We adapted a robust methodology to quantify the dN/dS ratios (non-synonymous and synonymous substitutions) across the mining genes, using the dNdScv package for R. The steps are summarised below:
- Build the reference index with bwa-mem2:
#we index only the binned contigs of S15 sample
bwa-mem2 index S15_bins.fasta
Next, we used alnsl, an in-house Nextflow pipeline which runs bwa-mem2
to align the reference genome to the raw reads and elPrep to analyze the alignment, refine and sort the resulting bam
file (via samtools). Example execution:
#prepare reference file for elPrep
elprep fasta-to-elfasta ref.fa ref.fa.elfasta
#run the pipeline (check both config and environment settings)
nextflow -bg run alnsl/main.nf --csv reads.csv -c alnsl/nextflow.config -profile uoh -params-file alnsl/aln-params.yml
Here, the output is a file named S15_bins.bam
.
- Call variants with bcftools (uncompressed
VCF
format):
bcftools mpileup -Ov -f S15_bins.fasta S15_bins.bam | bcftools call --ploidy 1 -mv -Ov -o S15.vcf
Now, we have our S15.vcf
file.
- Install, configure and run SnpEff to annotate variants:
#step 1: build database (~13 min)
#it generates two binary files for our sample: sequence.bin and snpEffectPredictor.bin
java -Xmx16g -jar snpEff.jar build -config snpEff.config -dataDir data/ -noCheckCds -noCheckProtein -gff3 -v S15_bins &> data/S15_bins.build.log
#step 2: annotate (~3 min)
java -Xmx16g -jar snpEff.jar -stats S15.ann.html S15_bins S15.vcf > S15.ann.vcf
- Install and run dNdScv to calculate the dN/dS ratios:
#first, we parse the .gff file in a tab-delimited CDS table with gene coordinates
python3 parse_cds.py genes.gff > cds_table.txt
#call buildref (very slow: ~2 hrs in building object)
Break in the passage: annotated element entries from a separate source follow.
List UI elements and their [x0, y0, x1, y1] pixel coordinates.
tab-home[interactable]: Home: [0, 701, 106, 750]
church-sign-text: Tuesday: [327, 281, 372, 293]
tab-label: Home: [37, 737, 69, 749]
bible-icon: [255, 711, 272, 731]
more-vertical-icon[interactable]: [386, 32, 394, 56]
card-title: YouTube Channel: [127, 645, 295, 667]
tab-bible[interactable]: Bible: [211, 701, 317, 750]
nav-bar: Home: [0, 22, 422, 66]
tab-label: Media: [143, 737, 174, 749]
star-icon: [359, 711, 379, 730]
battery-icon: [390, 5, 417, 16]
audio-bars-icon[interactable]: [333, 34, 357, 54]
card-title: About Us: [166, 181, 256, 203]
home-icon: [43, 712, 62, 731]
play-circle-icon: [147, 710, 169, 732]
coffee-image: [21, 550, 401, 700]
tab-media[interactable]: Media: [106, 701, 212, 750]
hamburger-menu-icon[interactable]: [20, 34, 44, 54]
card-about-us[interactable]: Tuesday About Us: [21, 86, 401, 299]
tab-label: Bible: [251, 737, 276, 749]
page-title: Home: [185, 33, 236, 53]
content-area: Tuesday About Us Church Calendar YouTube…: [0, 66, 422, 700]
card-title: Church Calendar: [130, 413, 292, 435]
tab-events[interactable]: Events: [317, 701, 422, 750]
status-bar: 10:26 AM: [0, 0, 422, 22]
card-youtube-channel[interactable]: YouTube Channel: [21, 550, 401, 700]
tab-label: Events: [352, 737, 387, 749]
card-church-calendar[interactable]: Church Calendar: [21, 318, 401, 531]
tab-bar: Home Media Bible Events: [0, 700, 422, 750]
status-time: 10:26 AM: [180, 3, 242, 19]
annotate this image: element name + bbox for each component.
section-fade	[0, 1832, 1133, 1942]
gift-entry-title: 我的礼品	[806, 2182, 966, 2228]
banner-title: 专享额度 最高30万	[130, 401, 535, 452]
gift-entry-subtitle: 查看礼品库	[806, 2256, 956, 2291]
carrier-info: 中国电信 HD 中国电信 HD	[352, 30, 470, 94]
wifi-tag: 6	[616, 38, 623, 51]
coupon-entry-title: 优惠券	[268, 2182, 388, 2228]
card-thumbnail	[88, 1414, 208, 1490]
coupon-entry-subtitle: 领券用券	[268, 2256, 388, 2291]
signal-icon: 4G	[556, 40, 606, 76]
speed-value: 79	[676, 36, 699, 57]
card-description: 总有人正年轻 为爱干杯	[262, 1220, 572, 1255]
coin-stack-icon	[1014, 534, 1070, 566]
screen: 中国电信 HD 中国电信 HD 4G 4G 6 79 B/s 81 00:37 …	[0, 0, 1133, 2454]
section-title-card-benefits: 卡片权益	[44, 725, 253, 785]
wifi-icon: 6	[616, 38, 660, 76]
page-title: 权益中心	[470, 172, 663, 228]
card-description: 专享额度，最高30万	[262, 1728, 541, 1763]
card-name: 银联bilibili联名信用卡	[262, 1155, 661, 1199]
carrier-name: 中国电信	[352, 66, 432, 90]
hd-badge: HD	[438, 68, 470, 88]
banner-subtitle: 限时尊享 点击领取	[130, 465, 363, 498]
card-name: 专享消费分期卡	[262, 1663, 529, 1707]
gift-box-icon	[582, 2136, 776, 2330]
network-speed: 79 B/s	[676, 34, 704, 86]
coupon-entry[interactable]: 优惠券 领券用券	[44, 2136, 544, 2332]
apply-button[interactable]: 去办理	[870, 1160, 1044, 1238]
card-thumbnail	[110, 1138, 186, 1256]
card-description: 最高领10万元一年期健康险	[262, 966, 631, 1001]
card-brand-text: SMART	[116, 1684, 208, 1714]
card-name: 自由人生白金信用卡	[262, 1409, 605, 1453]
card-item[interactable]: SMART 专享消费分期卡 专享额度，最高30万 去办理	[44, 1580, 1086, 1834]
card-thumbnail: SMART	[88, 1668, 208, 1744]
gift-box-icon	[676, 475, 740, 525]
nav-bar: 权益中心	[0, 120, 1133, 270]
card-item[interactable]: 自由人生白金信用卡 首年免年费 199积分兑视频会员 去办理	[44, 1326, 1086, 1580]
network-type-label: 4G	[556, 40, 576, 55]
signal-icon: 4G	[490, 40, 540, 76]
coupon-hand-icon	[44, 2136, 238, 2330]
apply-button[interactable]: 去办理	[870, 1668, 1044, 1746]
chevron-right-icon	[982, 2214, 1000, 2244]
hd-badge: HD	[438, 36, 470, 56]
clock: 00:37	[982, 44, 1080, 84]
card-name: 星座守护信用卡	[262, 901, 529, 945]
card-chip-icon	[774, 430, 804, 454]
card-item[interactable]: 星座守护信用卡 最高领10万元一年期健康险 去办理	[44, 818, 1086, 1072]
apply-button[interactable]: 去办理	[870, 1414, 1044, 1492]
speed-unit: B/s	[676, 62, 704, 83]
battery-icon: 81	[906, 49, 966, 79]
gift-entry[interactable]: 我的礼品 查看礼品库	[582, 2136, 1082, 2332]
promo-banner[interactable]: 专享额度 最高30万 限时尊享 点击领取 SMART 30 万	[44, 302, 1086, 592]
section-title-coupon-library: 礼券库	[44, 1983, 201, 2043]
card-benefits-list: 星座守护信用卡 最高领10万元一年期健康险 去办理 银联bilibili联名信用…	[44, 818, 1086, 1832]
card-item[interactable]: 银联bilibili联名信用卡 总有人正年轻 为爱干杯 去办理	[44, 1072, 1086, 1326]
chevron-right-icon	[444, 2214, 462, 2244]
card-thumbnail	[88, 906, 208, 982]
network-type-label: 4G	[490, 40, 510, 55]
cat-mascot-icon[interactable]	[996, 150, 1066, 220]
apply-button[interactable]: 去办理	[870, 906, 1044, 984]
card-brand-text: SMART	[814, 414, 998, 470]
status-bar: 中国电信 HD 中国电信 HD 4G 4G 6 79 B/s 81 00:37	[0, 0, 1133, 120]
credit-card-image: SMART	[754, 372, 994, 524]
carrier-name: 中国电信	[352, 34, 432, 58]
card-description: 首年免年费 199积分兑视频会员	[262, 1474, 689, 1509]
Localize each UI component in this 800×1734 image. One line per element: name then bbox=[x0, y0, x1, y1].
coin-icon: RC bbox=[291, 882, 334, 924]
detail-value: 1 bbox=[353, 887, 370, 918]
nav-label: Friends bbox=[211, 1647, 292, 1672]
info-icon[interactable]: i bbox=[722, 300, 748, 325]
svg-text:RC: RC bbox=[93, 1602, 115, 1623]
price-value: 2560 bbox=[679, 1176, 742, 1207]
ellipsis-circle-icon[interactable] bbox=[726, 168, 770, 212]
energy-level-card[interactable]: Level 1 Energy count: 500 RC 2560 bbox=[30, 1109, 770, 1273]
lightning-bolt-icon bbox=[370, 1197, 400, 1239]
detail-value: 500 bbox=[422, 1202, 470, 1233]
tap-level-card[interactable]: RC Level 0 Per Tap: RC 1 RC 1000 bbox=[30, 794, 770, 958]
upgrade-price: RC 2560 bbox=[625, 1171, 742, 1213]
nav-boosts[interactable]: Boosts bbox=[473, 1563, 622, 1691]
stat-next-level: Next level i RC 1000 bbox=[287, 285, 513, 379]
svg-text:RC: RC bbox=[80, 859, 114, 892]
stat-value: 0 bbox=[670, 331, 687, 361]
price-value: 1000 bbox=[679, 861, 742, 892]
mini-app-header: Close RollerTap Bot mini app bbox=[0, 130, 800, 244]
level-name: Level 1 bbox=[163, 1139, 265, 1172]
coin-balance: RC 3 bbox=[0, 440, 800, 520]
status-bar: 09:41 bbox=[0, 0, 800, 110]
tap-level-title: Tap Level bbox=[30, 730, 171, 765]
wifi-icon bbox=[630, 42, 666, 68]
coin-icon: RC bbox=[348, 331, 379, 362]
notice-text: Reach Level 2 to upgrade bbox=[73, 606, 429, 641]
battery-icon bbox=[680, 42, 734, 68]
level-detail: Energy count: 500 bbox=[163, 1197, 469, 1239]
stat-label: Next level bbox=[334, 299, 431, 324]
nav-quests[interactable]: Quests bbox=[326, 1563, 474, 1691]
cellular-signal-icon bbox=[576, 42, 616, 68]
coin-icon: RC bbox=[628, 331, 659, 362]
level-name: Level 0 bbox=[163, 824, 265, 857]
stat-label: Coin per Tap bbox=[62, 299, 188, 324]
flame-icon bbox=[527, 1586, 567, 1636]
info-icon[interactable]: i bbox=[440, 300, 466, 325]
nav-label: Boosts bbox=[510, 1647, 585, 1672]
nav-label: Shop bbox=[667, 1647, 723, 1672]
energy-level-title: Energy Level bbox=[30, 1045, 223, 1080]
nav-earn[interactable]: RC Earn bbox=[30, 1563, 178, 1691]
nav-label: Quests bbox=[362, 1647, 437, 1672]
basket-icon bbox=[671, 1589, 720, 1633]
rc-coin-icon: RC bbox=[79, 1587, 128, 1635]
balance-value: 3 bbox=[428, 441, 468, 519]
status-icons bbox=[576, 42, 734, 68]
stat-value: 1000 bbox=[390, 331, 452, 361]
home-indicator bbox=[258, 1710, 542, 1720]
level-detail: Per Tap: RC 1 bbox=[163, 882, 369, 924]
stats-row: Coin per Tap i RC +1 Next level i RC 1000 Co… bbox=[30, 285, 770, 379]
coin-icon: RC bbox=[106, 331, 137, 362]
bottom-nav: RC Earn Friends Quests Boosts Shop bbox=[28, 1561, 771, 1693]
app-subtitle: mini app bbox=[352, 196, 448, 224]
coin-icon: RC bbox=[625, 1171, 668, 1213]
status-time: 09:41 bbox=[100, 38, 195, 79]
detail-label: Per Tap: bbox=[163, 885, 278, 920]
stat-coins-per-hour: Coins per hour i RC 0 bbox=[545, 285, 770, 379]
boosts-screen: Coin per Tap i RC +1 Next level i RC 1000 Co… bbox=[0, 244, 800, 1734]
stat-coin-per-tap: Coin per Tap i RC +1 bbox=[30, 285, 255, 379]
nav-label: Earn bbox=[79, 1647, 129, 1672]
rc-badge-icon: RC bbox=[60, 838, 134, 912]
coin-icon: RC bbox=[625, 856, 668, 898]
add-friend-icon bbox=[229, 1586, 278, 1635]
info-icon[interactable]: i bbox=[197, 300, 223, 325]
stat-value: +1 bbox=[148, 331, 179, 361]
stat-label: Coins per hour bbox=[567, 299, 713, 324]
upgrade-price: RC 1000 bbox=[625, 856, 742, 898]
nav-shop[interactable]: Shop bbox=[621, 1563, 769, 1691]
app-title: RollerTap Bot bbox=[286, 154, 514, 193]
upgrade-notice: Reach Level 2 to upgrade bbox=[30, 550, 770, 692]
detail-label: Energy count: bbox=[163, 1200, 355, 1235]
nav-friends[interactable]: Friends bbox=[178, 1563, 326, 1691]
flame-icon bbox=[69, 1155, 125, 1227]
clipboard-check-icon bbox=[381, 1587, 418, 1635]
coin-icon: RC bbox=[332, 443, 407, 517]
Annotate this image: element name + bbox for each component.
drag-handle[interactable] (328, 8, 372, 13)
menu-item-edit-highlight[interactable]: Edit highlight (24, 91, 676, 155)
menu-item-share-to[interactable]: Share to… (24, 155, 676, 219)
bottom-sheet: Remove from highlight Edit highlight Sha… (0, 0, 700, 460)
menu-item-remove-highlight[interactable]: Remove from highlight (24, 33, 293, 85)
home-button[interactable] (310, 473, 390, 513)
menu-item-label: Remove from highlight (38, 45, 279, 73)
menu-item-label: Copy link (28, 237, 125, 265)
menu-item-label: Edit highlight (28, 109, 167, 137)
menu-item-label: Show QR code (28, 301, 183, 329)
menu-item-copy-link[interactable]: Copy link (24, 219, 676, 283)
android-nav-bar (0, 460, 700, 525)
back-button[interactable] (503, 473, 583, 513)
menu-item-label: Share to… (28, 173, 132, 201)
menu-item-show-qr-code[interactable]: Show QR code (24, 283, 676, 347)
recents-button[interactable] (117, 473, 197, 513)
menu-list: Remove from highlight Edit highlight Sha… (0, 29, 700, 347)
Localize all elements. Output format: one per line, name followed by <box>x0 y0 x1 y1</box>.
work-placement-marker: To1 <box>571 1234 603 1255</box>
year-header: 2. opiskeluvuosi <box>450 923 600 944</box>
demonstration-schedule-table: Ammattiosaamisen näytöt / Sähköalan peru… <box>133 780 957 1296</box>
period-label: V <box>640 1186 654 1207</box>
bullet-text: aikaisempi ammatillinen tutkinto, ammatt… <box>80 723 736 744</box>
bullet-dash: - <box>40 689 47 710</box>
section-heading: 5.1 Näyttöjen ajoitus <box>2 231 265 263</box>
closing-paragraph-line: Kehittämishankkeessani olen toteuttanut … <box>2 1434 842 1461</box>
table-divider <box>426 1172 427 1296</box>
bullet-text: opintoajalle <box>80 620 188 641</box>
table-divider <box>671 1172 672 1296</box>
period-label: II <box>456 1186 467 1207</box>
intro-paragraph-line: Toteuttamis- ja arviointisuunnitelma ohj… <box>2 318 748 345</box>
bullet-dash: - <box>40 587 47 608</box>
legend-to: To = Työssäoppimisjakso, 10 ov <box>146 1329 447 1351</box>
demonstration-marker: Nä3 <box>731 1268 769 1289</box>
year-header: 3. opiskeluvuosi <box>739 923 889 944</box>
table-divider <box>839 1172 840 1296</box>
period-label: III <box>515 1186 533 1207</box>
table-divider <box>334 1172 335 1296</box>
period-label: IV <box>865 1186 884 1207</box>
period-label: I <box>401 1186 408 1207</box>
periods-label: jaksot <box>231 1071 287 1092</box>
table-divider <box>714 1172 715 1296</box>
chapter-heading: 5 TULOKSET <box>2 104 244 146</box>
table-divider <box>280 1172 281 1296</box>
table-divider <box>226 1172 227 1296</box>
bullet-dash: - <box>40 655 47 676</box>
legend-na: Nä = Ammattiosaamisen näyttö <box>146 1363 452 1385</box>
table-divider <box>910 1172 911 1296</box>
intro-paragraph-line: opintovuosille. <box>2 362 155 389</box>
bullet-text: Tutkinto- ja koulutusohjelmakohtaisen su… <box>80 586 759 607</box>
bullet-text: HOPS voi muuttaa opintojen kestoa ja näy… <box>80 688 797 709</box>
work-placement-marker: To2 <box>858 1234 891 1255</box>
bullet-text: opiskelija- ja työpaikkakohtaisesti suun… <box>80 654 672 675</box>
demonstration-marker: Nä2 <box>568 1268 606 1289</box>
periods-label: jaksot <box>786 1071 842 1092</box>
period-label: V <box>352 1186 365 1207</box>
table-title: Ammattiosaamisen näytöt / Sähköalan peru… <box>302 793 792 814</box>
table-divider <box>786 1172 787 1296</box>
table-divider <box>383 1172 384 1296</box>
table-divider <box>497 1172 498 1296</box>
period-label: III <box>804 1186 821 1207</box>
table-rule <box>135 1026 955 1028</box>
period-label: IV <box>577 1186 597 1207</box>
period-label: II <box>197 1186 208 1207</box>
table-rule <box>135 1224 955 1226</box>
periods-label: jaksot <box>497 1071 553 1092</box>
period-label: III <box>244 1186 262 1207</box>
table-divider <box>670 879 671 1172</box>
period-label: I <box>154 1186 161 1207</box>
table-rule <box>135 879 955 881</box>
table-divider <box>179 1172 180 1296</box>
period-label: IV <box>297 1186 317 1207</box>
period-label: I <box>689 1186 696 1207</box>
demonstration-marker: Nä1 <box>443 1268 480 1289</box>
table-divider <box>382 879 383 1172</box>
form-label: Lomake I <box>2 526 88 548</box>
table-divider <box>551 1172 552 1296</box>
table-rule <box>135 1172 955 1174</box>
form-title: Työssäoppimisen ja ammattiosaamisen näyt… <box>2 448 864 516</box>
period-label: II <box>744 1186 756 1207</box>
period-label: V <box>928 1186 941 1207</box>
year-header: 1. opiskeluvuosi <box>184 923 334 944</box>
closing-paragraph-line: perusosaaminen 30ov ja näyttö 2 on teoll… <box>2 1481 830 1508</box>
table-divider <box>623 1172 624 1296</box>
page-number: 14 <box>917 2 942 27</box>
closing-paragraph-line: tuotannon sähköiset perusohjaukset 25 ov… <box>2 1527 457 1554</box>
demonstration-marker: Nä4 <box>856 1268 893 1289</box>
#here we need the previous .fasta file
buildref(cdsfile = "dndscv/buildref/cds_table.txt",
genomefile = "dndscv/buildref/S15_bins.fa",
outfile = "dndscv/buildref/S15_refcds.rda")
#then, we use the annotated S15.ann.vcf file to extract mutations
python3 parse_snpeff.py S15.ann.vcf > S15_mutations.txt
#run dndscv (runtime ~8 min, high memory usage) and save object
#this object is later used to calculate dN/dS ratios for each annotated gene or CDS (post-analysis)
snp_dndsout <- dndscv(snp_mutations, refdb = "dndscv/buildref/S15_refcds.rda",
max_muts_per_gene_per_sample = Inf, max_coding_muts_per_sample = Inf,
cv = NULL, outmats = TRUE)
save(snp_dndsout, file = "dndscv/run/S15_dndsout.rda")
#output objects:
buildref: S15_refcds.rda (118.8 Mb)
output: S15_dndsout.rda (545.9 Mb)
See main figure #3, main figure #4.
Also supplementary figure #5.
See supplementary tables.
|- data/
| |- dndscv/
| | |- cds_table.txt
| | |- parse_cds.py
| | |- parse_snpeff.py
| | |- S15_mutations.txt
| |- MAG_SMAG/
| | |- mags_rel_abundances.txt
| | |- mags_S15_r214.txt
| | |- smag_data.tsv
| | |- smag_filtered_bins.tsv
| | |- gtdbtk.DASTool-S15.tree
|- figures/
| |- fig_1.png
| |- fig_2.png
| |- fig_3.png
| |- fig_4.png
| |- fig_s1.png
| |- fig_s2.png
| |- fig_s3.png
| |- fig_s4.png
| |- fig_s5.png
|- R/
| |- paper_filter_metadata.Rmd
| |- paper.Rmd
| |- paper.RData
Moises A. Rojas, Gladis Serrano, Jorge Torres, Jaime Ortega, Gabriel Gálvez, Emilio Vilches, Valentina Parra, Angélica Reyes-Jara, Vinicius Maracaja-Coutinho, Lorena Pizarro, Mauricio Latorre, Alex Di Genova; "Profiling extremophile bacterial communities recovered from a mining tailing against soil ecosystems through comparative genome-resolved metagenomics and evolutionary analysis", bioRxiv, Aug 2024, doi: 10.1101/2024.08.28.610100.
- Dec 2024: Environmental Microbiome (in revision).